L’idée de ne plus s’occuper, ou de risquer de ne plus s’occuper de personne, de personne les plonge dans une sorte de terreur, car c’est le seul moyen qu’elles ont trouvé de se rendre utiles, et d’offrir de l’amour. Se sentant devenues inutiles et rejetées, elles se retrouvent dans un schéma déséquilibrant, dysfonctionnel, dans lequel elles n’ont plus de place même si elles vont s’investir d’autant plus pour conserver ce qu’elles pensaient être leur bien-être.

C’est précisément la question de l’équilibre qui est en jeu. L’équilibre entre donner aux autres et donner à soi-même. Ou, plus exactement et pour remettre les choses dans un ordre plus logique et constructif : se donner à soi-même pour donner aux autres.

La première réaction d’une Wendy – ou de toute personne se croyant Wendy, sera la culpabilité, et la honte (il semble que l’on y revienne régulièrement – il semble donc que le pervers narcissique ne soit pas le seul à générer ce type de troubles). Culpabilité de s’être « laissée faire », honte de ne pas avoir dit non, d’avoir tout accepté, d’avoir cru à l’amour, de se sentir soudain l’esclave ou pour le moins la « petite bonne » d’individus subitement ingrats, méprisants, ignorants et dédaigneux.

Mise en abîme.

Wendy n’est plus rien. Et ce qu’elle redoute le plus, le rejet, l’abandon, et la perte d’amour, se matérialisent subitement sans qu’elle ne sache ni que faire ni comment réagit ni comment s’en sortir.

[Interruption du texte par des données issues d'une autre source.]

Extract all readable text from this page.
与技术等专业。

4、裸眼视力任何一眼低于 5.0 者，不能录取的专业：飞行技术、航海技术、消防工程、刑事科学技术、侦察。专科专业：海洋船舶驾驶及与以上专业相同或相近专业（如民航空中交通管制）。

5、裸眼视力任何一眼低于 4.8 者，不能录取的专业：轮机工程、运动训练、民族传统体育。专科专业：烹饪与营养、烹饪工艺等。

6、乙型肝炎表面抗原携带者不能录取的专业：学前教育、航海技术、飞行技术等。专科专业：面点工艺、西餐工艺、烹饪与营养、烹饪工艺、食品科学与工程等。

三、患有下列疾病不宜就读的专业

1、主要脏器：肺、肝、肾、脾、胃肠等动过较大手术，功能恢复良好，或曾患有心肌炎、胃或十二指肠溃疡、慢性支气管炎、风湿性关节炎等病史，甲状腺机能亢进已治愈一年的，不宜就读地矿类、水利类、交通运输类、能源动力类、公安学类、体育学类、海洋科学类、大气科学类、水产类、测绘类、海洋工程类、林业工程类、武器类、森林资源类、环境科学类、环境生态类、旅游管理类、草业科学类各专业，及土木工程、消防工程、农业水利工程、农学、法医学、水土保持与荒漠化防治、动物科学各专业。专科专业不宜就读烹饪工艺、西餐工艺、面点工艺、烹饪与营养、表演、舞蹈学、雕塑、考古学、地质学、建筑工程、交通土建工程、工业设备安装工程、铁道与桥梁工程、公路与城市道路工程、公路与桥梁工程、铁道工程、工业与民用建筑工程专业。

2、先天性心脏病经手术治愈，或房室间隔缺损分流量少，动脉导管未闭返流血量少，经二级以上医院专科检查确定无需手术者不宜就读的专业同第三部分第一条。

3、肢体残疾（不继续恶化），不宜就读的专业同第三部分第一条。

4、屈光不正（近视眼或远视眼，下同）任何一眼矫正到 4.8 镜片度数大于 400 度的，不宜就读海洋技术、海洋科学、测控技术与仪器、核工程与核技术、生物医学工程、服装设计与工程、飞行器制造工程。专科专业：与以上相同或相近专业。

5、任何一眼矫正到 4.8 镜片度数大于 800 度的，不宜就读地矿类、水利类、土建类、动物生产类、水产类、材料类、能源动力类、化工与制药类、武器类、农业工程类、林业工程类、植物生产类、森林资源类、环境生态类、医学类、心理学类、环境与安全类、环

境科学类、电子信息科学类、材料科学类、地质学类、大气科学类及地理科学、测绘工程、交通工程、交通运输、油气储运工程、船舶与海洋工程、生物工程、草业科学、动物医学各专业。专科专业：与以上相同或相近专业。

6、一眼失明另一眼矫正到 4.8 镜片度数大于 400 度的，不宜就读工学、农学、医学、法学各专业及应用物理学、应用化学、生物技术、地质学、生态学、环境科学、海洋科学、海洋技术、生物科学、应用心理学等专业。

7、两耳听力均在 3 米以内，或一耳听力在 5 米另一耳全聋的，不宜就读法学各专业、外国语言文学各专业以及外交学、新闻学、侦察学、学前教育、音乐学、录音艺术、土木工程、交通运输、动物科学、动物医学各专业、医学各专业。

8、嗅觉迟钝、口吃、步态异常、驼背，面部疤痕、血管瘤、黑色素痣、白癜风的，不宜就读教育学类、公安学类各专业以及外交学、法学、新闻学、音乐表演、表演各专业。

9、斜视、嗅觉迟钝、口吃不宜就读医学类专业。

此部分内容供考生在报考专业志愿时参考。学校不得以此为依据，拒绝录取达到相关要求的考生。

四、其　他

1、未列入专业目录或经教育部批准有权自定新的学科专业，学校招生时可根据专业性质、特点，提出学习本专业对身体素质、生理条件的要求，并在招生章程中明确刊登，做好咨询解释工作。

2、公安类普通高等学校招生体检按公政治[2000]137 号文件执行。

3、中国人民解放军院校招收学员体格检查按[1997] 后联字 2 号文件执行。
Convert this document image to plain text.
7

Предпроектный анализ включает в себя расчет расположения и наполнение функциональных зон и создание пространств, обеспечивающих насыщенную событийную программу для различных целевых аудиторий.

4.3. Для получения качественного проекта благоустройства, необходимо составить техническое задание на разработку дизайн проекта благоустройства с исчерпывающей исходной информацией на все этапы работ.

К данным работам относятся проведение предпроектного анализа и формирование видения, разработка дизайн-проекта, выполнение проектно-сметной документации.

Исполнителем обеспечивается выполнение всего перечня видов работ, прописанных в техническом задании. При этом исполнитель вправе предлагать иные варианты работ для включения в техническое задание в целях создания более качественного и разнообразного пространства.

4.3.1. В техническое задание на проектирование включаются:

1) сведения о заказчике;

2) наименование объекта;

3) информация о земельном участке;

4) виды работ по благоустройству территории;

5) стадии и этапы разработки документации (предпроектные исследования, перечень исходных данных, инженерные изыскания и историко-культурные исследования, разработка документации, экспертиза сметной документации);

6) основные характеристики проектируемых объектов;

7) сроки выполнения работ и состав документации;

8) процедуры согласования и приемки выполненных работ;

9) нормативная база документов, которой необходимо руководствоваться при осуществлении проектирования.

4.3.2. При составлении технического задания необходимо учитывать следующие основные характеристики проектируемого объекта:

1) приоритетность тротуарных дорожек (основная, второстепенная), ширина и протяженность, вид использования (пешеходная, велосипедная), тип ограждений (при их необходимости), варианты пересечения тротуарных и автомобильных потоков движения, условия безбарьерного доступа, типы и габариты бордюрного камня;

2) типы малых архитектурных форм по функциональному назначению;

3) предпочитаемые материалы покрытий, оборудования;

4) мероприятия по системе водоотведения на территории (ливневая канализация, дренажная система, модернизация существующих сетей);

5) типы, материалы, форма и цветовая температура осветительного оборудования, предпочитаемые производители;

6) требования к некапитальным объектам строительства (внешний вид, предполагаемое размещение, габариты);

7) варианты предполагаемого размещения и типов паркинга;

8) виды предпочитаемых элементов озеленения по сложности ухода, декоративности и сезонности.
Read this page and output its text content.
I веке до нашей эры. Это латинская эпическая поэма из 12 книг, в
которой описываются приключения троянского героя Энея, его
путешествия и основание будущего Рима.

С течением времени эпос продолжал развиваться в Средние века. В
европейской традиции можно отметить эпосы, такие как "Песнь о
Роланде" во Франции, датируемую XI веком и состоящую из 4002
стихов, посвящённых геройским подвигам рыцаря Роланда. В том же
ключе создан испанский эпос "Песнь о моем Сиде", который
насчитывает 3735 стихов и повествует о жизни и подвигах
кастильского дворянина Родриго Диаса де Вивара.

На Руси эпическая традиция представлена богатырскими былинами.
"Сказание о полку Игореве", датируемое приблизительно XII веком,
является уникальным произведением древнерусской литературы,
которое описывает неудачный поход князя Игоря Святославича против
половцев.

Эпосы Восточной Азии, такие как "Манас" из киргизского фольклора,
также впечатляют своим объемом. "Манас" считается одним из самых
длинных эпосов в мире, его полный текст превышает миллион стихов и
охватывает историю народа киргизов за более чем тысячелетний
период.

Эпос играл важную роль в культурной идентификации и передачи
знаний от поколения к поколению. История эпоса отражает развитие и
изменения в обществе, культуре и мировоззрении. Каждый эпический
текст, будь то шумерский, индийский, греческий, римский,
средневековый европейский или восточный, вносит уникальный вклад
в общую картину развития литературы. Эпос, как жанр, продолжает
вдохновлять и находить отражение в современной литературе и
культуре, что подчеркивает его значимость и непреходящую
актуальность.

Et si l’on en revient au conte de Peter Pan, faut-il alors imaginer que ce sont les sirènes qui ont séduit l’entourage, ou Lili la Tigresse qui a usé de ses charmes et de sa captivité pour détourner de Wendy des personnalités au caractère de « sauveur » ? Non. L’abandon craint ou vécu par Wendy est un ressenti personnel, intrinsèque, lié à une absence de confiance ou d’estime de soi profondément ancrée et qui se traduit douloureusement lorsque son Peter Pan la quitte ou – pire sans doute – la détruit à force de manipulations.

Toute personne se retrouvant en ce profil de Wendy doit l’entendre, comme dit plus haut, comme une piste de réflexion. Et de travail, sur soi. Wendy n’est pas atteinte d’une « tare ». Il y a une raison à ce comportement, à cette nécessité d’être là pour les autres et de l’être totalement. Si elle souffre de son Peter Pan, la première des choses à faire n’est pas toujours de le fuir. De qui peut-elle alors s’occuper ? Est-elle même prête à s’occuper d’elle-même ?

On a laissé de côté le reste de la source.